From the radar observation, it is expected that we can obtain three-dimensional ash concentration in the atmosphere and parameters of ash particle size distribution in the atmosphere. On the other hand, the satellite observation is expected to provide only two-dimensional parameters of ash clouds such as mass loading, top height and particle radius. Currently, we are trying to estimate the thickness of ash clouds using vertical wind shear.

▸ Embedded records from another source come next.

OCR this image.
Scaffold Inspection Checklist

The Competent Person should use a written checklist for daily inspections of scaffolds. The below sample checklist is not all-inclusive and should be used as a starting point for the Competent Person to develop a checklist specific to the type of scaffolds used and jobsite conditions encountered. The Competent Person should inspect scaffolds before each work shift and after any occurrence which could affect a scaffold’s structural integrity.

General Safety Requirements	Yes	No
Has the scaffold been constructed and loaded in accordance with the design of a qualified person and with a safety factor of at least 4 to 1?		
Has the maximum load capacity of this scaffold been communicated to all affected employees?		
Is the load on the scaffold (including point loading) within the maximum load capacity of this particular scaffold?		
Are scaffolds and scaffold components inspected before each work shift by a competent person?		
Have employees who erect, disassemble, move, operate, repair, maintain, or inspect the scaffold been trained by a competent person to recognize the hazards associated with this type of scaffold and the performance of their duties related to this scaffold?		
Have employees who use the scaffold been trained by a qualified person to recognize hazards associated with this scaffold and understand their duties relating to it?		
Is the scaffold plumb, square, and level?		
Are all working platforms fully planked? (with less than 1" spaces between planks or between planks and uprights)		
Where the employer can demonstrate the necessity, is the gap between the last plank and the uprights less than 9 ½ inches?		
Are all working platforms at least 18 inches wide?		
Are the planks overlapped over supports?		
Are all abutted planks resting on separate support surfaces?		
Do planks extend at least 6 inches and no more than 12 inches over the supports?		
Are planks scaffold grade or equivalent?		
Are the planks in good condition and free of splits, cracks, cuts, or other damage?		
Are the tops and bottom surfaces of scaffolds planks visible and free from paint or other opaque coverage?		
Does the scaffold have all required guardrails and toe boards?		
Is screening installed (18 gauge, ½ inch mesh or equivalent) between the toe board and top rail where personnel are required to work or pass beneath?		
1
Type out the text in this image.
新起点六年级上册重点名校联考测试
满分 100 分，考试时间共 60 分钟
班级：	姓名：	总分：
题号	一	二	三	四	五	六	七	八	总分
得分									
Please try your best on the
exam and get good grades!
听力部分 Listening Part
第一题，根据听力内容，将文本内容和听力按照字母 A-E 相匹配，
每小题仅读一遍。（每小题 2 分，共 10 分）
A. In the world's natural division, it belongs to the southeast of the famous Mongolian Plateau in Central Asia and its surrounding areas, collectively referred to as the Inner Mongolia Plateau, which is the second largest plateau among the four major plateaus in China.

Here, we show two case studies of data assimilation system. One is the February 14th, 2014 eruption case of Kelut in Indonesia for an experiment of data assimilation with virtual radar observation, and the other is the May 29th, 2015 eruption case of Kuchinoerabujima in Japan for an experiment of data assimilation with actual satellite observations.
References
Hasegawa, Y., A. Sugai, Yo. Hayashi, Yu. Hayashi, S. Saito and T. Shimbori, 2015: Improvements of volcanic ash fall forecasts issued by the Japan Meteorological Agency. J. Appl. Volcanol., 4: 2.
Hayashi, Y., D. Uesawa, K. Bessho (2016) Observation of volcanic ash clouds by Himawari-8. JpGU 2016, MIS26-06.
Ishii, K., T. Shimbori, K. Fukui, E. Sato, A. Hashimoto (2016) Real-time data assimilation of radar-based volcanic ash data in an atmospheric transport model. JpGU 2016, MIS26-P04.
Suzuki, T., 1983: A theoretical model for dispersion of tephra.:Arc volcanism: Physics and tectonics, D. Shimozuru and I. Yokoyama, editors, TERRAPUB, Tokyo, 95-113.